Far from the suave discretion of James Bond, experts say the operatives who snatched radical Muslim cleric Hassan Mustafa Osama Nasr on February 17, 2003, sound more like the bumbling secret agent Austin Powers.
"Instead of super-sleuths, they were like elephants stampeding through Milan. They left huge footprints," said former CIA clandestine officer Melissa Boyle Mahle.
Media reports say the agents placed phone calls to CIA headquarters on unsecured lines, ran up US$145,000 ($207,000) in bills at luxury hotels and operated far enough in the open for Italian authorities to learn their operational identities.
"Everybody knows that telephone calls can be traced. It's not exactly an emerging technology," said one former spy.
In fact, present and former intelligence officials who had no actual knowledge of Nasr's abduction said Italian accounts depicted an amateur operation.
Several other intelligence sources spoke on condition of anonymity because the case involved a covert United States operation.
"The tradecraft was beyond appalling," said an intelligence official with long experience in clandestine affairs. "I'd have to wonder if these were CIA officers trained in the clandestine arts."
Some suggested the operation could have been carried out by intelligence officials from the FBI or the US military.

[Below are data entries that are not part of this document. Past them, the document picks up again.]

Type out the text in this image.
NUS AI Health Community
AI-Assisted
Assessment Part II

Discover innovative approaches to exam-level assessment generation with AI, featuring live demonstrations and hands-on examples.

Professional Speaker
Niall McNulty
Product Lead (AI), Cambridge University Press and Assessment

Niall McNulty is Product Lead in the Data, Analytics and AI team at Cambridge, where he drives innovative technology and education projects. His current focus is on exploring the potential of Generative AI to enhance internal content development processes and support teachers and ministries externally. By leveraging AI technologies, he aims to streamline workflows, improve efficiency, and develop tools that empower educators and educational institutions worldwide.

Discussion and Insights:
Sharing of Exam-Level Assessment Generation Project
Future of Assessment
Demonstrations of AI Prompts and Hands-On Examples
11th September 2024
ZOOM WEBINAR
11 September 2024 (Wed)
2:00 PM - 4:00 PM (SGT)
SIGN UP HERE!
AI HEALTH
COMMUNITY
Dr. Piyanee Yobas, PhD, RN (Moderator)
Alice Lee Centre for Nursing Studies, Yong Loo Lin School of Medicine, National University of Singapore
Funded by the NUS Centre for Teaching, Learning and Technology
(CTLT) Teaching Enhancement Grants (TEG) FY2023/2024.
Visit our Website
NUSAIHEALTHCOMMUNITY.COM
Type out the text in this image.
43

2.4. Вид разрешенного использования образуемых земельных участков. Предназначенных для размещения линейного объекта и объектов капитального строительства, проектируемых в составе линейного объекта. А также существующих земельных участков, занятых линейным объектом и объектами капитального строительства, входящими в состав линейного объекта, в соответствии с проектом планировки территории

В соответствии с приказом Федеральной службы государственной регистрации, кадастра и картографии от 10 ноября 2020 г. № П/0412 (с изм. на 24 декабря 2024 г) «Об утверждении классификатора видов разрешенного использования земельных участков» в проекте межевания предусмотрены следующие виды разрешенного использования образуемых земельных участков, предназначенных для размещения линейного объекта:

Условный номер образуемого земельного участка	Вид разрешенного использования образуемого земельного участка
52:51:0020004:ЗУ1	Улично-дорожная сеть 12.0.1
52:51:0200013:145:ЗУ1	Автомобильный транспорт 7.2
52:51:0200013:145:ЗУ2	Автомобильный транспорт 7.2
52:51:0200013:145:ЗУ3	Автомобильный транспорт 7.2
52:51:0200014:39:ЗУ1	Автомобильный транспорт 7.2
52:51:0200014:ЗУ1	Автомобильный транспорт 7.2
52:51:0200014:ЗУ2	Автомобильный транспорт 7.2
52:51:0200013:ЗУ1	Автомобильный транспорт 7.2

But intelligence experts say tradecraft - the bag of tricks spies use to execute operations without being detected - has eroded at the CIA since the end of the Cold War and may not have improved much since the September 11, 2001, attacks.
Loch Johnson, who teaches international affairs at the University of Georgia, said the mechanical gadgetry available to modern American spies was vastly more sophisticated.
"But one could argue that overall tradecraft expertise has not been at the level it was during the Cold War," he said.
The abduction of Nasr, who court documents say was flown to Egypt and tortured there, threatens to rattle US-Italian relations three months after US troops shot dead an Italian intelligence agent in Iraq without facing disciplinary action.
Italian prosecutors are considering calling for the extradition of 13 people involved in the operation and Italians are demanding to know if their own Government was also involved.
"The Italians wouldn't necessarily be involved. You try to get local co-operation. But if the locals aren't helpful, you do it alone. You have to," said a former senior CIA officer.
The CIA has broad powers to abduct terrorism suspects overseas and transfer them to third countries under a classified directive signed by President George W. Bush days after the September 11 attacks, US officials have said.
One former CIA official said an operation such as the one in Milan would probably involve only one or two CIA staff members.
Others would likely be Italian nationals or foreigners hired on contract.
Neither the Bush Administration nor the Government of Italian Prime Minister Silvio Berlusconi is likely to support extradition, given the national security aspects of the case, legal experts say.
"But it does show the importance of dealing with terrorists in ways that are broadly supported around the world," said John Moore, director of the Centre for National Security Law at the University of Virginia.